Vor meinem Termin am 06.02. in der Frauenklinik war ich nervös, weil ich nicht sicher war, was mich erwartet und wo ich mit den neuesten Informationen überhaupt stehe. Mit diesem Termin entscheidet sich die Richtung der weiteren Reise mit meiner Frauenärztin an der Seite. Ich hätte gerne etwas anderes gehört. Leider kann man sich das nie aussuchen. Fakt ist, dass das entnommene Gewebe kein aktiver Herd war, höchstens ausgebrannt. Das war für mich total schwer zu hören, denn eine bestätigte Diagnose lieber gehabt. Diese Erkenntnis verunsicherte mich und ließ mich irgendwie im Nichts sitzen. Denn meine Beschwerden waren fortwährend da, es hatte sich nichts geändert für mich. So konnte es nicht bleiben mit den Schmerzen, die mich die Hälfte vom Monat so einschränkten und mich quälten. Mit dem Arzt folgte ein Gespräch über die nächsten Schritte und mein aktuelles Empfinden. Ich verbleibe hiermit eine Verdachtsdiagnose, denn meine Beschwerden sind spezifisch genug. Der nächste Schritt ist die medikamentöse Therapie mit Hormonen, also der Pille. Ein Schritt, den ich nicht gerne gehe, da ich nicht ohne Grund sterilisiert bin. Nun werd ich sehen, wohin es führt. Wenn die Beschwerden sich verbessern, sei das die indirekte Bestätigung der Diagnose. D.h. es steht nicht auf der gleichen Ebene wie eine Bauchspiegelung mit einer genauen Gradbezeichnung. Ohne Gewebe gibt es keine richtige Diagnose. Falls es keine Änderung bringt, ist die Diagnose weiter möglich. Das Gespräch mit dem Arzt war absichtlich sehr realistisch und das weiß ich sehr zu schätzen, ich brauch keine rosarote Brille, wenn es um Gesundheit geht. Ich darf nicht den Fehler machen, jedes Problem auf der Endometriose abzuladen. Und damit hat er recht, es ist zu einfach und führt zu falscher Realität. Der fast schon erlernte und erwartete Schmerz darf mich nicht bestimmen – das klingt selbstverständlich, als Betroffene ist das sehr schwierig.

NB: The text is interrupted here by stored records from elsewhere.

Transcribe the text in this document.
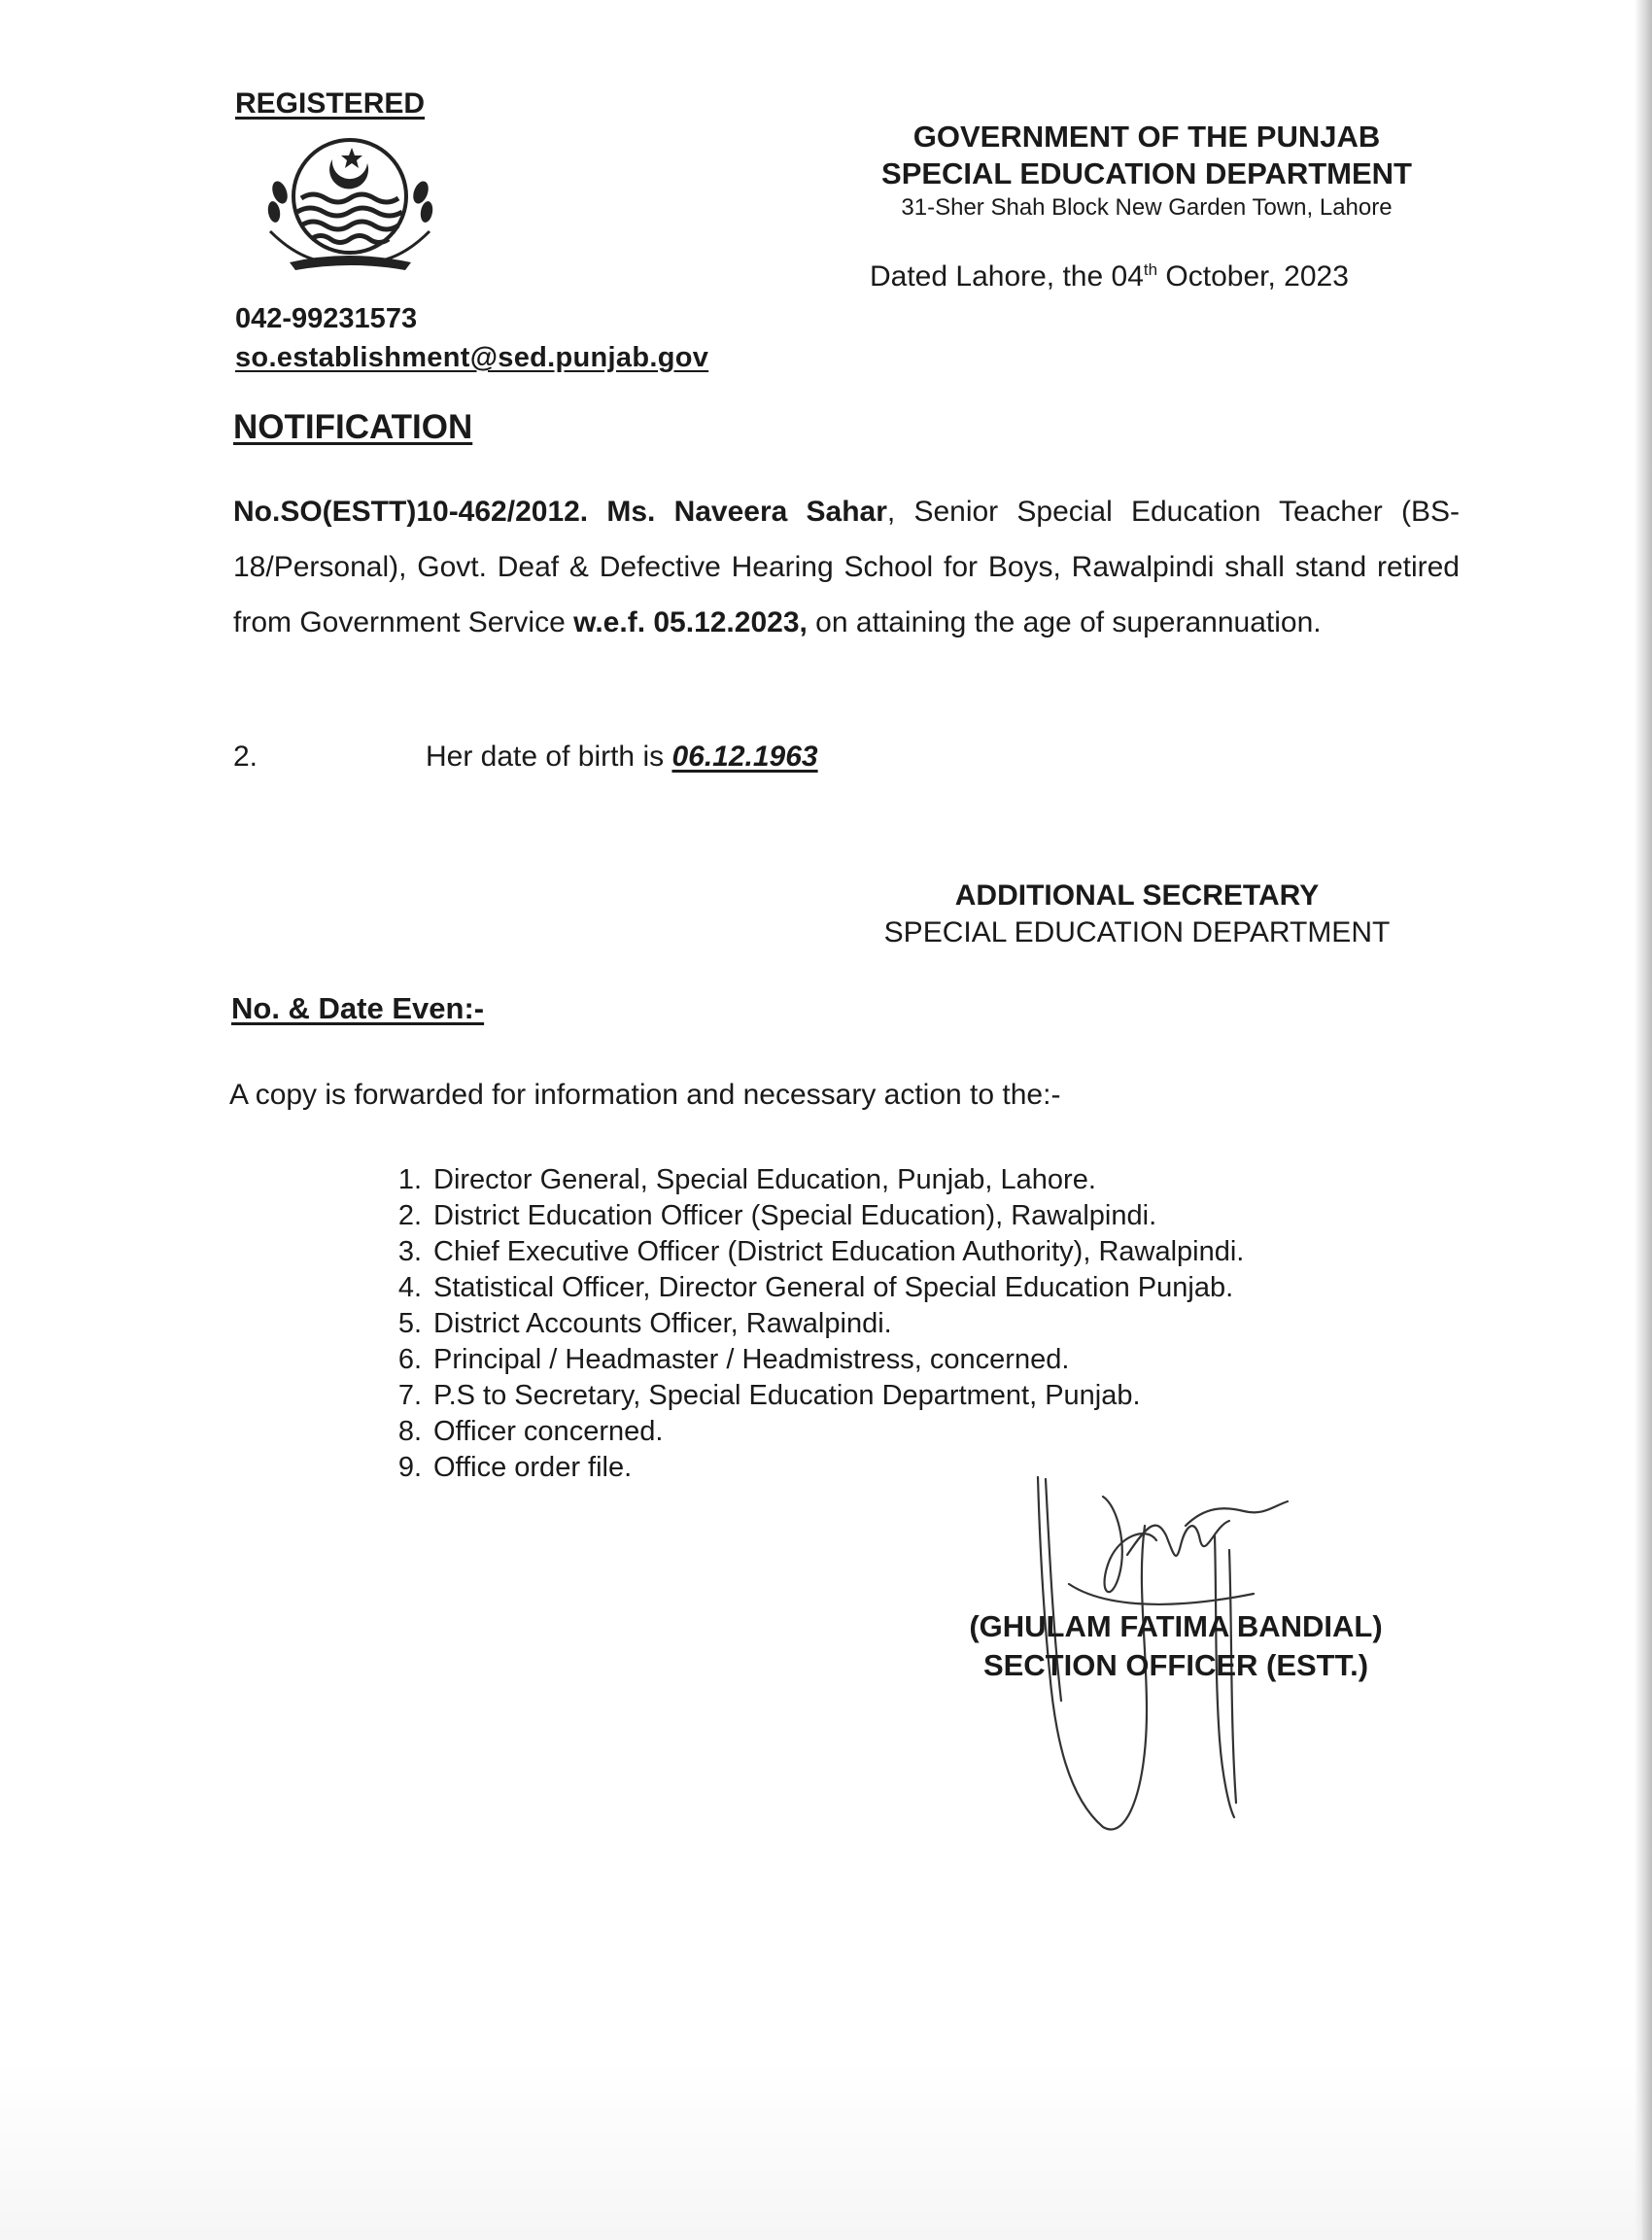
REGISTERED
042-99231573
so.establishment@sed.punjab.gov
GOVERNMENT OF THE PUNJAB
SPECIAL EDUCATION DEPARTMENT
31-Sher Shah Block New Garden Town, Lahore
Dated Lahore, the 04th October, 2023
NOTIFICATION
No.SO(ESTT)10-462/2012. Ms. Naveera Sahar, Senior Special Education Teacher (BS-18/Personal), Govt. Deaf & Defective Hearing School for Boys, Rawalpindi shall stand retired from Government Service w.e.f. 05.12.2023, on attaining the age of superannuation.
2.	Her date of birth is 06.12.1963
ADDITIONAL SECRETARY
SPECIAL EDUCATION DEPARTMENT
No. & Date Even:-
A copy is forwarded for information and necessary action to the:-
1. Director General, Special Education, Punjab, Lahore.
2. District Education Officer (Special Education), Rawalpindi.
3. Chief Executive Officer (District Education Authority), Rawalpindi.
4. Statistical Officer, Director General of Special Education Punjab.
5. District Accounts Officer, Rawalpindi.
6. Principal / Headmaster / Headmistress, concerned.
7. P.S to Secretary, Special Education Department, Punjab.
8. Officer concerned.
9. Office order file.
(GHULAM FATIMA BANDIAL)
SECTION OFFICER (ESTT.)
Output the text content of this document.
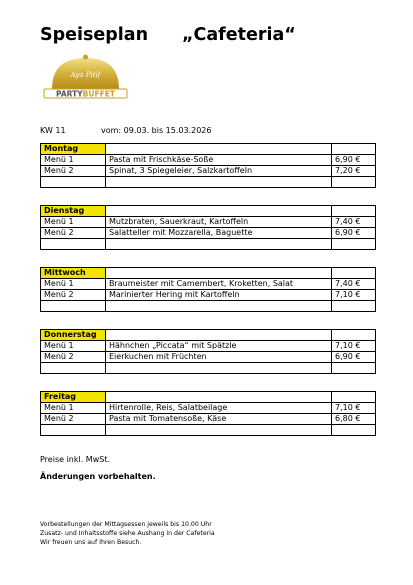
Speiseplan „Cafeteria“
Aya Pitif
PARTYBUFFET
KW 11	vom: 09.03. bis 15.03.2026
Montag		
Menü 1	Pasta mit Frischkäse-Soße	6,90 €
Menü 2	Spinat, 3 Spiegeleier, Salzkartoffeln	7,20 €

Dienstag		
Menü 1	Mutzbraten, Sauerkraut, Kartoffeln	7,40 €
Menü 2	Salatteller mit Mozzarella, Baguette	6,90 €

Mittwoch		
Menü 1	Braumeister mit Camembert, Kroketten, Salat	7,40 €
Menü 2	Marinierter Hering mit Kartoffeln	7,10 €

Donnerstag		
Menü 1	Hähnchen „Piccata“ mit Spätzle	7,10 €
Menü 2	Eierkuchen mit Früchten	6,90 €

Freitag		
Menü 1	Hirtenrolle, Reis, Salatbeilage	7,10 €
Menü 2	Pasta mit Tomatensoße, Käse	6,80 €

Preise inkl. MwSt.
Änderungen vorbehalten.
Vorbestellungen der Mittagsessen jeweils bis 10.00 Uhr
Zusatz- und Inhaltsstoffe siehe Aushang in der Cafeteria
Wir freuen uns auf Ihren Besuch.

So direkt darauf angesprochen zu werden, tut weh, weil ich so viel versuche, um weiter zu funktionieren und ist trotzdem so wichtig zu hören: Ich sollte jeden Tag aufstehen und offen bleiben, offen für gute Tage und Verbesserungen.

Am Donnerstag 09.02. dann startete meine Periode, einem Tag später begann ich die Einnahme der Pille. Diese soll ich nun ohne Pause durchnehmen, um den Aufbau der Schleimhaut und damit die Beschwerden zu verhindern. Beipackzettel waren nie meine Freunde und ich mag es überhaupt nicht, wenn ich Morbus Crohn lese. Das ist schon schief gelaufen, muss es aber nicht wieder. Ich versuche offen und aufmerksam zu bleiben. Mitunter deswegen habe ich zum ersten Mal in meinem Leben angefangen, ein detailliertes Schmerztagebuch zu führen. Veränderungen werden hier für mich sichtbar werden und diese brauche ich jetzt. Drückt die Daumen für die richtigen Veränderungen, die mir helfen.